What catches many off guard is how quickly those symptoms are sometimes minimized once they finally ask for help.
Many women finally opening up about:
The brain fog.
The anxiety.
The exhaustion.
The hot flashes waking them up multiple times a night.
The feeling that they suddenly do not recognize themselves anymore.
Only to hear:
“That’s just part of aging.”
And honestly, for many women, that response feels deeply frustrating.
Not because they expect menopause to be easy.
Because they are trying to explain that something is genuinely affecting their quality of life and they leave feeling like they are supposed to simply tolerate it quietly.
“I Started Questioning Myself”
One of the most difficult parts about feeling dismissed is how quickly women begin doubting themselves too.
Many women already spend months minimizing symptoms before bringing them up at all.
They tell themselves:
“Maybe I’m overreacting.”
“Maybe I’m just stressed.”
“Maybe everybody feels like this.”
So when concerns are brushed off immediately, many women stop trusting their own experience altogether.
That can look like:
- Apologizing for bringing symptoms up
- Downplaying exhaustion
- Pretending sleep deprivation is manageable
- Avoiding follow-up appointments
- Convincing yourself you should “handle it better”
And over time, that emotional dismissal can become just as exhausting as the symptoms themselves.

The Problem With Calling Everything “Normal Aging”
Yes, menopause is common.
But “common” and “manageable” are not always the same thing.
A lot of women are still going to work exhausted after sleeping only a few hours.
Some are dealing with anxiety that suddenly feels unfamiliar and overwhelming.
Some are struggling to focus during conversations or meetings because brain fog has become so constant.
And many women quietly feel embarrassed bringing these things up because they are afraid of sounding dramatic.
That fear keeps a lot of women suffering silently much longer than they should.
What Advocacy Can Actually Look Like
Advocating for yourself does not mean fighting with doctors or demanding extreme treatment.

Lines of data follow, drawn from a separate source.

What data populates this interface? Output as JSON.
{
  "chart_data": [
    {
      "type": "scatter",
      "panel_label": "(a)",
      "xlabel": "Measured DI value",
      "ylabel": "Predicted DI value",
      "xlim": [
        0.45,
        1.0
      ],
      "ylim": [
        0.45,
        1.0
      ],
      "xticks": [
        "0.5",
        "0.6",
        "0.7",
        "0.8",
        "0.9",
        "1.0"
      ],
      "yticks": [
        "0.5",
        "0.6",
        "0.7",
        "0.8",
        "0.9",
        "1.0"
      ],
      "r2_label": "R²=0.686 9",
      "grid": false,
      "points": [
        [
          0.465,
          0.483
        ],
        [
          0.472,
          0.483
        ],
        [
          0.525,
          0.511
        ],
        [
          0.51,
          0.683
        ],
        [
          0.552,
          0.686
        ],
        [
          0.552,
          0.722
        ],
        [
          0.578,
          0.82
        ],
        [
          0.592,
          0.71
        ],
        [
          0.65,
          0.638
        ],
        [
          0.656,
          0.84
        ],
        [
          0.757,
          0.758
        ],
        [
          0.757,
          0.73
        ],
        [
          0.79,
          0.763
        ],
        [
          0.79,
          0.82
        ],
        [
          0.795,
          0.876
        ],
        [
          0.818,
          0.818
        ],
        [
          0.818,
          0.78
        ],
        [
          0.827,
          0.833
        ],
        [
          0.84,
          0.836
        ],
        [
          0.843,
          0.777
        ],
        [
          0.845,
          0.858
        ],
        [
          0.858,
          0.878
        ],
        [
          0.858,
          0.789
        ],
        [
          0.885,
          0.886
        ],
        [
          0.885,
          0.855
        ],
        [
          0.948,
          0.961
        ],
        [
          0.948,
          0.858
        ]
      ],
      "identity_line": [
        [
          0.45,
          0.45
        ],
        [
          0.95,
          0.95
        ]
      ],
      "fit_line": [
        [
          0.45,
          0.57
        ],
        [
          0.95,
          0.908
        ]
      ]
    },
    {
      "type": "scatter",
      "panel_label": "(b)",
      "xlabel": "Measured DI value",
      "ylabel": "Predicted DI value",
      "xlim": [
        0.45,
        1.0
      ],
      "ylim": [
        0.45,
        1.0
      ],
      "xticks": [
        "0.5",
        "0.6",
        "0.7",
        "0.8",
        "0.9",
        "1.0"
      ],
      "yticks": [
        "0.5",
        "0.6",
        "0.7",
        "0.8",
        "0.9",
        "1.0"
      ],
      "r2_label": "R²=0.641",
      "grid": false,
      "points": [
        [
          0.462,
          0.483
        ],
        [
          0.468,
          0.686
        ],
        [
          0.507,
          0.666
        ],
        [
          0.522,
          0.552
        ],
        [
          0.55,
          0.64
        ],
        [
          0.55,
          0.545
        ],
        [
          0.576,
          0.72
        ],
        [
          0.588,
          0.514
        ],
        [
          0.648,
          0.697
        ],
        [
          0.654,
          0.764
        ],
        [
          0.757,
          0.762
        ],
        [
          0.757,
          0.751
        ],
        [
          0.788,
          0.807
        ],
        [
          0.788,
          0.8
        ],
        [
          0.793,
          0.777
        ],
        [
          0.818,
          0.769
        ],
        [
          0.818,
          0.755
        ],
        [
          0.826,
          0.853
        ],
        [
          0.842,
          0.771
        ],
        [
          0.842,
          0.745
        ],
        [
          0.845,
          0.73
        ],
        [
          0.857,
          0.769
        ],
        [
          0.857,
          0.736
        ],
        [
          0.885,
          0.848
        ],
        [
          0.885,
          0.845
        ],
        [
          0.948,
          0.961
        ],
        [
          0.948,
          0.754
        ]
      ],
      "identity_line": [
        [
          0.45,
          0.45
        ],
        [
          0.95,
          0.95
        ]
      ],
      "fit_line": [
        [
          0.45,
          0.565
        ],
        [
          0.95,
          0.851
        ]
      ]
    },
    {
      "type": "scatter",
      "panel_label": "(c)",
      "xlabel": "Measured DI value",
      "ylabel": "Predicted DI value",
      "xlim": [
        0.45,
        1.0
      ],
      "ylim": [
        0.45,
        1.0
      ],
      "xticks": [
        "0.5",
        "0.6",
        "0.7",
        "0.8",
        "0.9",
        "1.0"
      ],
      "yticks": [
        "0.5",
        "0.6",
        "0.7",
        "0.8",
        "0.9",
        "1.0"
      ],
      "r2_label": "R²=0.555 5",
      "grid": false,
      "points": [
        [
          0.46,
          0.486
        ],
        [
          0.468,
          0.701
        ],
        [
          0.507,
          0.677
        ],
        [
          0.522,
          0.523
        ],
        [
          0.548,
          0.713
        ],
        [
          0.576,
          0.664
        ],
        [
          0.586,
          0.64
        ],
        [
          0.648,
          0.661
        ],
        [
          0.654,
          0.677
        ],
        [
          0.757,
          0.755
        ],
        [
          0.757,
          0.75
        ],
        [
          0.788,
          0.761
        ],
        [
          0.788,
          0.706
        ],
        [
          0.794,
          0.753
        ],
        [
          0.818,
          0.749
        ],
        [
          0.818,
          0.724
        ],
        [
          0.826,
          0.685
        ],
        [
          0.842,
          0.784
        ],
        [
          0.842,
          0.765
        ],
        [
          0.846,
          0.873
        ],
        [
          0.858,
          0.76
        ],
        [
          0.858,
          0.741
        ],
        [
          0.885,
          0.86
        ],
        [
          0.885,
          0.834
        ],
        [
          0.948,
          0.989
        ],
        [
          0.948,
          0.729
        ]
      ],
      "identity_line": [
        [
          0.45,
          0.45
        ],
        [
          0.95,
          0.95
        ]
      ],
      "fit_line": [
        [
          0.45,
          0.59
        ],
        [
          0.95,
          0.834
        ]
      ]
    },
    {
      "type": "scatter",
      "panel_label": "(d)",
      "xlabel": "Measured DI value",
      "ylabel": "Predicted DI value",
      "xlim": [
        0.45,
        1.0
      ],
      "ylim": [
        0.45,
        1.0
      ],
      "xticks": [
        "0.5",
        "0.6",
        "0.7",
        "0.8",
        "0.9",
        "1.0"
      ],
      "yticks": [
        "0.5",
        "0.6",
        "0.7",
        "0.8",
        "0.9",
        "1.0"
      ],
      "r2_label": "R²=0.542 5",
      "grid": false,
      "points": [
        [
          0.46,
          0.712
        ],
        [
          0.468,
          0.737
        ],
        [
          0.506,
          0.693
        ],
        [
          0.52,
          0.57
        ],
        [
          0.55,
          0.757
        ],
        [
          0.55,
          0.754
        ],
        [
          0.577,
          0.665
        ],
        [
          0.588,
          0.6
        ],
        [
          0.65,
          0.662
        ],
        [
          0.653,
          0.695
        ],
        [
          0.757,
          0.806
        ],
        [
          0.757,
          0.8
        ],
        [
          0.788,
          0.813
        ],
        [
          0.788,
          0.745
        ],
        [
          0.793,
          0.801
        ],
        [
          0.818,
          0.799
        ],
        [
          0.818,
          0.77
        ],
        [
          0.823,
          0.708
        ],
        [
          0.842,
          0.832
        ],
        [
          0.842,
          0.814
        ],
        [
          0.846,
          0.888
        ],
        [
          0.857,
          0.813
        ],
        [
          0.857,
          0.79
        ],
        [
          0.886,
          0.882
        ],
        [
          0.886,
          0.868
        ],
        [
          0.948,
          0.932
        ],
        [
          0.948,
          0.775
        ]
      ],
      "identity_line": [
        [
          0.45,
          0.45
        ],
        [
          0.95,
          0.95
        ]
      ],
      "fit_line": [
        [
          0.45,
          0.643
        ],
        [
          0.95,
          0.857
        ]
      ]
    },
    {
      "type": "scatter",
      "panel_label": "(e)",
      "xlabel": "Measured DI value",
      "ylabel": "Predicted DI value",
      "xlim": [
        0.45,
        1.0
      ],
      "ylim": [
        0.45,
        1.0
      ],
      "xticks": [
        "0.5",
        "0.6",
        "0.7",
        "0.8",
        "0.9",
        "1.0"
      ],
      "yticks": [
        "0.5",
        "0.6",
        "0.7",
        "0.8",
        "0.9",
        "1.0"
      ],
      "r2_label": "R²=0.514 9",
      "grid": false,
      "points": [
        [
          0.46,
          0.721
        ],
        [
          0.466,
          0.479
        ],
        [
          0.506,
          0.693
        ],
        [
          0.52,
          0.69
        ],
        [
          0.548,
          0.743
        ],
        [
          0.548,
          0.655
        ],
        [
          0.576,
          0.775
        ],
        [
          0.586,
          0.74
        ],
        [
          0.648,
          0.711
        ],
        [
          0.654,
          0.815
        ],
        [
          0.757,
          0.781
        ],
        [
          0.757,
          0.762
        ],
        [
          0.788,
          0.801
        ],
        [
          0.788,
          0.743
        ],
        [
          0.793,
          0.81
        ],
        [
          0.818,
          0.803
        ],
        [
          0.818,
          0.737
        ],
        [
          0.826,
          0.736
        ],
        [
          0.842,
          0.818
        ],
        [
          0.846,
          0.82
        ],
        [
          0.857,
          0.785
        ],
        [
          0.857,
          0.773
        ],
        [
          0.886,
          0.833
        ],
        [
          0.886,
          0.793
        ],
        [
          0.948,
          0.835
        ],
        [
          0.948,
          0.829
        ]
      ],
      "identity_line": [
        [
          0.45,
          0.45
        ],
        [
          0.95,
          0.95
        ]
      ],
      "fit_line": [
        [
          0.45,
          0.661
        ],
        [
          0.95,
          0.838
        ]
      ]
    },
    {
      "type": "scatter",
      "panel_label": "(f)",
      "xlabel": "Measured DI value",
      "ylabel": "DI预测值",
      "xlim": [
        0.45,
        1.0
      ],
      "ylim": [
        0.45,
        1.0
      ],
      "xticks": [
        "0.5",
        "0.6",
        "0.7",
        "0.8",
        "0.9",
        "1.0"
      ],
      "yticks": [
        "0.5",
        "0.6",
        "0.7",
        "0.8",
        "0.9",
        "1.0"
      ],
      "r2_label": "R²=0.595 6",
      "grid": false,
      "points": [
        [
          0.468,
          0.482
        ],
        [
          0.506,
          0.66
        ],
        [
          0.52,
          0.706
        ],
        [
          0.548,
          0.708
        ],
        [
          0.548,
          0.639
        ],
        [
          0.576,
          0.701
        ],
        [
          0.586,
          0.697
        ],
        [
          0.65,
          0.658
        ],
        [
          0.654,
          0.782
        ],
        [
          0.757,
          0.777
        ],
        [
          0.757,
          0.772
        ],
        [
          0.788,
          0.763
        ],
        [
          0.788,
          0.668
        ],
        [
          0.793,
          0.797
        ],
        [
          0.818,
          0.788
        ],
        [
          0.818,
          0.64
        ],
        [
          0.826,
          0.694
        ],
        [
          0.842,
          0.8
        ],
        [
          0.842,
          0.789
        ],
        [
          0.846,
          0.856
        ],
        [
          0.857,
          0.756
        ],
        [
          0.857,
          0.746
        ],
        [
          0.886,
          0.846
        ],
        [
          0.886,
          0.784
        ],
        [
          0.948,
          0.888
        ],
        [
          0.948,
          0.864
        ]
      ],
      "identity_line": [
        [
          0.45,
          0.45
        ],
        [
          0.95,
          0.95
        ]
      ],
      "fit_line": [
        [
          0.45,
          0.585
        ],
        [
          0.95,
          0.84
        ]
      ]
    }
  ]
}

Sometimes it simply means:
- Being honest about how much symptoms are affecting daily life
- Asking more follow-up questions
- Not minimizing your own experience during appointments
- Seeking a second opinion if you still feel unheard
A lot of women walk into appointments prepared to sound “reasonable.”
But in the process, they accidentally make their symptoms sound much smaller than they really are.
You Deserve Conversations That Feel Thoughtful
Many women are not expecting menopause to disappear completely.
What they want is:
- Support
- Information
- Practical options
- Conversations that feel thoughtful instead of dismissive
Because being told something is “normal” is not the same thing as being helped.
And that extends beyond hot flashes, sleep disruption, or brain fog.
Symptoms like vaginal dryness and discomfort are often brushed aside as just another part of getting older, leaving many women feeling like they simply have to live with them.
For some women, support may include lifestyle changes, hormonal support, therapy, sleep support, or products that help with vaginal dryness and tissue discomfort during menopause.
Some women also choose hormone-free options like HydraHer to support moisture, comfort, and intimacy over time.
But the first step for many women is simply realizing:
“I do not have to keep pretending this is fine if it isn’t.”
Feeling Heard Matters Too
A lot of women are not only frustrated by menopause itself.
They are frustrated by how alone and dismissed they feel while going through it.
And sometimes hearing:
“This deserves attention”
becomes the moment women finally stop minimizing what they have been carrying for months or even years.